North Korea was excluded from the Beijing Winter Games held one year ago as punishment for not sending a team to the Tokyo Summer Games in July 2021. North Korea claimed it was protecting athletes from the COVID-19 pandemic.
Bach said in September 2021 when issuing the ban that taking part in the Olympics can “show to the world how it could look like if everybody would respect the same rules, if everybody would live together peacefully without any kind of discrimination.”
Afghanistan could be banned from Paris next year for denying women and girls the right to play sport. The Charter says “every individual must have the possibility of practicing sport, without discrimination.”
The IOC was urged by the World Anti-Doping Agency (WADA) to issue a blanket ban on Russia less than a month before the 2016 Rio de Janeiro Olympics.

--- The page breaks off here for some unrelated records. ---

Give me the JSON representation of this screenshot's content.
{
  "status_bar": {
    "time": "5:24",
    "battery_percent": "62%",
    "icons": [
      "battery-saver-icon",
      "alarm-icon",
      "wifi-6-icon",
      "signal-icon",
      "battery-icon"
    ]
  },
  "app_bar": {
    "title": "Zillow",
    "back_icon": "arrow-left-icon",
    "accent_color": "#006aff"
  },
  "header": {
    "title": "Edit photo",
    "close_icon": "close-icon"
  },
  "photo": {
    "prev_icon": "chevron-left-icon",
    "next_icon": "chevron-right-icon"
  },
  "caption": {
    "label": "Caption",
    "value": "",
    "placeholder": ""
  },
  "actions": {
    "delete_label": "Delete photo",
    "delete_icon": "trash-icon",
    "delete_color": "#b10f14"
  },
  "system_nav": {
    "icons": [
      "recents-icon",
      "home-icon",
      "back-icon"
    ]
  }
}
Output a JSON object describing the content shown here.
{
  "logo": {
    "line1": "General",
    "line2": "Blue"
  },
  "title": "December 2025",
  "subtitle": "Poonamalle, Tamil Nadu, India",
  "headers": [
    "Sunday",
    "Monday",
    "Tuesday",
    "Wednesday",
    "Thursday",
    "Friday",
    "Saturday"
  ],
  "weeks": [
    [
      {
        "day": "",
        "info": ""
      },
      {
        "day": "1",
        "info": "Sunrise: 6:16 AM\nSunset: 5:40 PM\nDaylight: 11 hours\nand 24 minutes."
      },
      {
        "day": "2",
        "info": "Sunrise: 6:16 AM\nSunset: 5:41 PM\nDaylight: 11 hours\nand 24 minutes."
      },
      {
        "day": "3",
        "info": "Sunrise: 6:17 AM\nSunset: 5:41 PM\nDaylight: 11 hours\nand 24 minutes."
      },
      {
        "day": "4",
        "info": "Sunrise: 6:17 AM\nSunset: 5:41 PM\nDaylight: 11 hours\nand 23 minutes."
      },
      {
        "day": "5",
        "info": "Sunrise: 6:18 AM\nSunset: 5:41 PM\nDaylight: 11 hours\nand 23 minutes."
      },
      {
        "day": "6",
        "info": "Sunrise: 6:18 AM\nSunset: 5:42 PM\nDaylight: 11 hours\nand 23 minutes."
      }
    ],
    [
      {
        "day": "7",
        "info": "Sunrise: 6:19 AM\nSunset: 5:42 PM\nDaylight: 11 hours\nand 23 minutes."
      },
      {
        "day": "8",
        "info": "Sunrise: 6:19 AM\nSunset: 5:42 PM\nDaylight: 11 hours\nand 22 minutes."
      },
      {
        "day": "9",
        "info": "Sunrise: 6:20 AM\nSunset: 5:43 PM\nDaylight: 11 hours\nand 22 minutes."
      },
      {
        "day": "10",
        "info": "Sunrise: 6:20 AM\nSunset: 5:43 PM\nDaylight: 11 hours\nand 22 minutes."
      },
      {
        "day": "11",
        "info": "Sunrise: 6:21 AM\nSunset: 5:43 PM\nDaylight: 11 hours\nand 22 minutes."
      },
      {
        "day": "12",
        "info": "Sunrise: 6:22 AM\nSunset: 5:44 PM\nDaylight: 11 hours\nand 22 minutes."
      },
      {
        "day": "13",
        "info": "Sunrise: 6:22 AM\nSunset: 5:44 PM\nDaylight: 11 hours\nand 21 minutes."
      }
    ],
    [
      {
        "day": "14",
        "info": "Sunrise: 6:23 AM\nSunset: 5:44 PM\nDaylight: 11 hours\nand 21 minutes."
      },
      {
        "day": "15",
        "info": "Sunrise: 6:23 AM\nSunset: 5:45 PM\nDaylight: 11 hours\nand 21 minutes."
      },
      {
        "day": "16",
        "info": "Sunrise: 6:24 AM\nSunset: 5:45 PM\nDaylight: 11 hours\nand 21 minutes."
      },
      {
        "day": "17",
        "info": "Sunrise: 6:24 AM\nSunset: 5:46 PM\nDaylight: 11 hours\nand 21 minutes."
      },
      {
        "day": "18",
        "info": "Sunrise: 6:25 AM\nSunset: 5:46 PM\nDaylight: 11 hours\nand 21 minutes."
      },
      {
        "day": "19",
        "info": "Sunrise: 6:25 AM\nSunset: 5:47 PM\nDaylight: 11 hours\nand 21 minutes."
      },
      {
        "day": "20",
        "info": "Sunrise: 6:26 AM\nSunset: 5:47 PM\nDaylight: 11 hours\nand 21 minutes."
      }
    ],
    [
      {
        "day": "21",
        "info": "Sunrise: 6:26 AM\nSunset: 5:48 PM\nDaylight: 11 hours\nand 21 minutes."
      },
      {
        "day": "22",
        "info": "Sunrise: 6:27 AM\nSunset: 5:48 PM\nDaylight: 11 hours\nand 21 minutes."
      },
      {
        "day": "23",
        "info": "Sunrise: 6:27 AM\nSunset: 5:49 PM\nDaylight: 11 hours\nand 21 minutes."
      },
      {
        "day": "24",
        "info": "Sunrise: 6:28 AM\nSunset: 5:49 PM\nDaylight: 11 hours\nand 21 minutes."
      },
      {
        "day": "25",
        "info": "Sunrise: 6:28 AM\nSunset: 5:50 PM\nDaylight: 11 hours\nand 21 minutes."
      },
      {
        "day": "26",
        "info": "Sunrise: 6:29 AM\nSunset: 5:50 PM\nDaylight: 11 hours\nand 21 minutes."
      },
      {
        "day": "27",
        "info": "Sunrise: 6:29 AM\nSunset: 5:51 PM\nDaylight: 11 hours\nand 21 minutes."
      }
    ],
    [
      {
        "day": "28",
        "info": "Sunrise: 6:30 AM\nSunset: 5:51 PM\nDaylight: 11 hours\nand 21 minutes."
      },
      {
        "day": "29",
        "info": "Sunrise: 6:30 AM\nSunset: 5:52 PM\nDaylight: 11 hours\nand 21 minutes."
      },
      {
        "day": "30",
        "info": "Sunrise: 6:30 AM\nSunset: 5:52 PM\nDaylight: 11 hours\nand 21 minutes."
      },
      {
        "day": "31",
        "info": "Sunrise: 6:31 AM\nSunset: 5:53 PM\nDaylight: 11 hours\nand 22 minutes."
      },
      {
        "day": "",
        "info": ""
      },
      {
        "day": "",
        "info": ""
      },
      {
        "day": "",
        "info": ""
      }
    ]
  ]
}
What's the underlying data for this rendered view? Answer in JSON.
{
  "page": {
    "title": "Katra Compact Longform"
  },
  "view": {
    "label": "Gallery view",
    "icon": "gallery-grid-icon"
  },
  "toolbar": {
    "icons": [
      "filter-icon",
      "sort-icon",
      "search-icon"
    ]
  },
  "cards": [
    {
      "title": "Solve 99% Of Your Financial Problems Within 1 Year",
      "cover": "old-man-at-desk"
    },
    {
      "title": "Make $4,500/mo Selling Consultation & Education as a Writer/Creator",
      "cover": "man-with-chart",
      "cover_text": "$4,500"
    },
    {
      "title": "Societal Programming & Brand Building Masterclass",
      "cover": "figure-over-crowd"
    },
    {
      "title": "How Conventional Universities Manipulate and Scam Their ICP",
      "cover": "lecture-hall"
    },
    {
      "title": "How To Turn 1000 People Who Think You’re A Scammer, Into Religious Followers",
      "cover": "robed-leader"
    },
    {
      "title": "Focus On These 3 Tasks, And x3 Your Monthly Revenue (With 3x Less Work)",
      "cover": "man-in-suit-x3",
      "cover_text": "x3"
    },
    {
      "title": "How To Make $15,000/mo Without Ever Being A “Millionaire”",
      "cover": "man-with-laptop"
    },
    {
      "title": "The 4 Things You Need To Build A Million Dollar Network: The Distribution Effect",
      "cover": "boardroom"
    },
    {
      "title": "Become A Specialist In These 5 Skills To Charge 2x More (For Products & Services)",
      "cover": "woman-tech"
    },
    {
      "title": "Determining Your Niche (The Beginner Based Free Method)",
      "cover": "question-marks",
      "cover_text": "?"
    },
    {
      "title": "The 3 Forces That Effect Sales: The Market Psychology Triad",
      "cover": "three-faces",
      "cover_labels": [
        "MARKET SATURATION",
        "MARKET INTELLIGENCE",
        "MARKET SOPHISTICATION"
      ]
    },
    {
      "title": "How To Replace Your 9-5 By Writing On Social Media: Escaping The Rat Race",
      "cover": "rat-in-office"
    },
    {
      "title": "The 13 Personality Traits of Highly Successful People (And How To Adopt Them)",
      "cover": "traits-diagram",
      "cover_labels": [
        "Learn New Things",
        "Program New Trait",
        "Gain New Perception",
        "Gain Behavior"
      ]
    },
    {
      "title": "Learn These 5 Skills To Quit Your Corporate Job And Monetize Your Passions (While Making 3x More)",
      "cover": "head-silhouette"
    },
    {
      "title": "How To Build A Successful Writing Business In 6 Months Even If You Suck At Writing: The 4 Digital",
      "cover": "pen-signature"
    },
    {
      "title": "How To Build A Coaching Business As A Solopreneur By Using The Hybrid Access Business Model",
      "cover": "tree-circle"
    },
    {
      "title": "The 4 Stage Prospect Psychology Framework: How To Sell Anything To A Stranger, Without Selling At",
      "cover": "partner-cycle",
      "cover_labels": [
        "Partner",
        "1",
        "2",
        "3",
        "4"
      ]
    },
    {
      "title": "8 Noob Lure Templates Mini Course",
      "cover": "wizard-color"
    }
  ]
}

A hectic lead-in to those Olympics saw WADA-appointed investigator Richard McLaren detail the Russian state-backed doping scheme at the 2014 Sochi Winter Games.
After the IOC pledged to explore legal options, it instead asked governing bodies of individual Olympic sports to decide within days how, and which, Russian athletes could be eligible for Rio. A flurry of appeals went to the Court of Arbitration for Sport.
A similar scenario of legal uncertainty could play out before Russians and Belarusians compete in Paris, sports law academic Antoine Duval cautioned on Friday.
“It would be very political and very ad hoc, and with different types of approaches to the issue,” Duval told The Associated Press in a telephone interview.
THE IOC’s suggested option of Russian and Belarusian athletes competing in Paris as neutral athletes without their flag, anthem or national team name has precedent.
It’s how individual Yugoslavians, but not teams, could compete as independent athletes at the 1992 Barcelona Olympics during the civil war in the Balkans. U.N. sanctions were in force then.
Kuwait competed as independent athletes under the Olympic flag in 2016 because of a relatively trivial issue of a government-backed sports law that was unacceptable to the IOC.
Fallout from the Russian doping scandal has meant teams at the past three Olympics starting in 2018 competed under supposedly neutral names—Olympic Athlete from Russia, and ROC (for Russian Olympic Committee)—without flag and anthem.
Dressed in distinctively Russian colors of red, white and blue, however, it was a compromise unsatisfactory to many. Any Russians competing in Paris will likely be dressed in genuinely neutral colors.